Di sisi lain, penjualan sertifikat karbon pada 2024 dan 2023 sedikit menurun bila dibandingkan dua tahun berturut-turut sebelumnya.
Pada 2021, karbon kredit yang retired tercatat 182 juta ton karbon ekuivalen. Pada 2022, sertifikat karbon yang retired mencapai 185 juta ton karbon dioksida ekuivalen.
Dari sekian banyak sektor yang menerbitkan sertifikat karbon, ada tiga sektor yang paling banyak diminati oleh pasar.
Ketiga sektor tersebut adalah restorasi alam, energi terbarukan, dan efisiensi energi.
Itu artinya, mayoritas pembeli melirik karbon kredit dari sektor tersebut sebagai "pengimbang" atau "penebus" emisi yang telah mereka hasilkan.
Baca juga: Shell dan Microsoft Masuk 10 Pembeli Kredit Karbon Terbesar 2024
Menurut analisis MSCI, sepanjang 2024 terdapat 6.200 proyek karbon yang terdaftar di 12 registri kredit karbon internasional terbesar.
Proyek-proyek tersebut menghasilkan 305 juta ton karbon dioksida sepanjang 2024.
Di sisi lain, sejak Perjanjian Paris disepakati pada 2015, kini sudah ada 2,1 miliar juta ton karbon dioksida yang "disertifikatkan".
MSCI menilai, dengan transaksi yang masih berkisar 100 jutaan kredit, masih banyak potensi sertifikat karbon yang belum dimanfaatkan oleh pasar internasional.
Baca juga: Perdagangan Karbon Internasional di RI Sempat Terkendala Peraturan Ini
Di satu sisi, harga sertifikat karbon di bursa cenderung fluktuatif.
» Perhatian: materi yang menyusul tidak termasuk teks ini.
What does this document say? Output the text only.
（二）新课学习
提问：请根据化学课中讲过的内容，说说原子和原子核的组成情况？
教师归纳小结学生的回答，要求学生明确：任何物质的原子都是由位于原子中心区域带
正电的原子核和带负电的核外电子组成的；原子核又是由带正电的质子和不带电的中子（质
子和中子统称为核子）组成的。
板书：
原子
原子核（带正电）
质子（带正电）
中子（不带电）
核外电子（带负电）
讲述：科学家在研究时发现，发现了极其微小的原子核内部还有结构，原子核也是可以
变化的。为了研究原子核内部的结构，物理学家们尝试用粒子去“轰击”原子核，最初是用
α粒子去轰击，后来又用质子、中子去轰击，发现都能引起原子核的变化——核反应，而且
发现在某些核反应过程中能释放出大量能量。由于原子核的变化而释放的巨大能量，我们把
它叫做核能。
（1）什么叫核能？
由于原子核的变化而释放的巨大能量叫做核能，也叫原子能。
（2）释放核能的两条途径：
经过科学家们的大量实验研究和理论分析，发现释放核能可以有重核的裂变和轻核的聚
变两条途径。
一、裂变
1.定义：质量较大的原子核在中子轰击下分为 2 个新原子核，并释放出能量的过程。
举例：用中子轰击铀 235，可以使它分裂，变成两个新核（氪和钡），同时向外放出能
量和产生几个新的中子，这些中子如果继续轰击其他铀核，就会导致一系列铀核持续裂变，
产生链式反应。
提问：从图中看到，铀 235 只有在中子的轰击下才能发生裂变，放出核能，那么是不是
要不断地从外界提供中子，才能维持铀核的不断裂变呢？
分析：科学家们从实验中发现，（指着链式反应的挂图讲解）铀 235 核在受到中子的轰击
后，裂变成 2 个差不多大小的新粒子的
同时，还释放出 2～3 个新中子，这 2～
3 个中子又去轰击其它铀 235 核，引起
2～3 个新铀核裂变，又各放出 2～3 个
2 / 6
Saat ini, harga rata-rata kredit karbon hingga akhir 2024 sekitar 4,8 dollar AS per ton karbon dioksida ekuivalen.
Harga tersebut menurun sekitar 20 persen bila dibandingkan rata-rata tahun 2023.
Meski demikian, MSCI memprediksi, bursa karbon global dapat naik nilainya setidaknya hampir tujuh kali lipat dari saat ini atau senilai 7 miliar dollar AS atau bahkan 30 kali lipat mencapai 35 miliar dollar AS pada 2030 karena transaksi dan harga yang naik.
Di masa depan yang lebih jauh lagi, MSCI memprediksi nilai transaksi bursa karbon global bisa mencapai 45 miliar dollar AS hingga 250 miliar dollar AS pada 2050.
Pertumbuhan yang tinggi tersebut tak lepas karena perusahaan akan menghadapi tenggat net zero emission (NZE) yang sudah ditetapkan.
Beberapa faktor seperti kebutuhan perusahaan yang mendesak yang permintaan akan kredit karbon berkualitas tinggi juga akan mengerek harga sekaligus nilai transaksi karbon.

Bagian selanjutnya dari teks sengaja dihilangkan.